Being gay makes a person question everything. A lot of people assume that when one comes out of the closet, they automatically go “off the Derech”, or lose their religiosity/ most of the Jewish practices they had previously kept. While I may not have left the community, anyone who knows me, or anyone who has read the Blog for the past two and a half years, knows that I have changed, and yes, have become what many would call “less” religious.
Why is there this perceived trend? Not because it’s not true- it really is true that most people will leave their Orthodox communities and change many of their beliefs and practices once they come out of the closet. I used to think this was because they felt rejected from orthodoxy. And while this does have something to do with it, I want to posit something a bit deeper. Being gay, acknowledging that there is a part of you, created by God or developed as you grew up, that inherently desires you to act against religion makes you question why and how this is possible. One is forced to acknowledge the possibility that the Torah, at the very least, has been misinterpreted over the past few thousand years, or maybe even be wrong, and that makes you change your thoughts, beliefs and behaviors.
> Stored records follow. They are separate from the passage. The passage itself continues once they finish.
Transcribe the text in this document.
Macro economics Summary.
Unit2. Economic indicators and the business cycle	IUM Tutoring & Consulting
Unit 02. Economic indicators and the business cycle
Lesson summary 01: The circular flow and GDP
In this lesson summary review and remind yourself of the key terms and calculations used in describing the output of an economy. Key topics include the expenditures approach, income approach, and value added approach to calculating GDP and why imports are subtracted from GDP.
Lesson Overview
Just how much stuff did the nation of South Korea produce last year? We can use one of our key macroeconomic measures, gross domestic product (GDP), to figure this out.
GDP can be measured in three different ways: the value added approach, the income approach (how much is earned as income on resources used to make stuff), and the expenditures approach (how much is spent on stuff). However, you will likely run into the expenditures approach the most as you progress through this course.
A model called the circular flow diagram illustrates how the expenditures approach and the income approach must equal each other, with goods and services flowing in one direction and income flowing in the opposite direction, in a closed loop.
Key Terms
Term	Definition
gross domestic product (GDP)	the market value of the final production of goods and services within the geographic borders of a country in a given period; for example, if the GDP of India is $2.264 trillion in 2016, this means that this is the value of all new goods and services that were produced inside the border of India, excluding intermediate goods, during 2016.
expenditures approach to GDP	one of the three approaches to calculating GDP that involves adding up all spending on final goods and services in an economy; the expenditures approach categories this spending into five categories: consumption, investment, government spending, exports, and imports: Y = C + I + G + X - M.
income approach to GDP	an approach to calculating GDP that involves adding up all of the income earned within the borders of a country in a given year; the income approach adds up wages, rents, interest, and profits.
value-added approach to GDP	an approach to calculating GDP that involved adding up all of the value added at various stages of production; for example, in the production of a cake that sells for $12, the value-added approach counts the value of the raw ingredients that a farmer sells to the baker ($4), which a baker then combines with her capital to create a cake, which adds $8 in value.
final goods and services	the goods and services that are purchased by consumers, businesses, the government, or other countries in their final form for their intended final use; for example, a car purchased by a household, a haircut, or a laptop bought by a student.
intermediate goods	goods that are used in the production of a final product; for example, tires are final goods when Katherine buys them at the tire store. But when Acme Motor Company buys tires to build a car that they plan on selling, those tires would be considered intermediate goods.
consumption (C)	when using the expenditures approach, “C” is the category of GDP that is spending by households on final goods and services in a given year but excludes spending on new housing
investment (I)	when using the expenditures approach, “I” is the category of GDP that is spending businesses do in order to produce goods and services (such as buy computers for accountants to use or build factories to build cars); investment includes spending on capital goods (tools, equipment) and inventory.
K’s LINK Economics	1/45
How can a person be gay and religious? How can God create someone gay, or develop a gay identity within a person and then tell them that they cannot act on it? This question rocks so much of the foundation of everything the Orthodox community raised me to believe. For that reason many of my gay friends and I will all question things about religion that we hadn’t before acknowledging our sexuality. I question how accurate the Rabbis were in their interpretations and what biases were brought into the Talmud and codified law. Many others in today’s world think and question the same way, but for myself, and maybe for other gay people as well, it’s the underpinning of being gay that drives these questions. These questions that make a person rethink every law, not just the law and interpretation of homosexuality. For anyone that's ever experienced the dissonance with the Torah- that a part of their being and who they are is delegitimized by the Torah, they understand what I'm talking about.
And if they haven't experienced such a challenge, they cannot possibly understand what those who have go through. As I have written about many times before- it is not any one person's place to judge another person's thoughts or behaviors about religion, especially when they are not in that person’s exact shoes.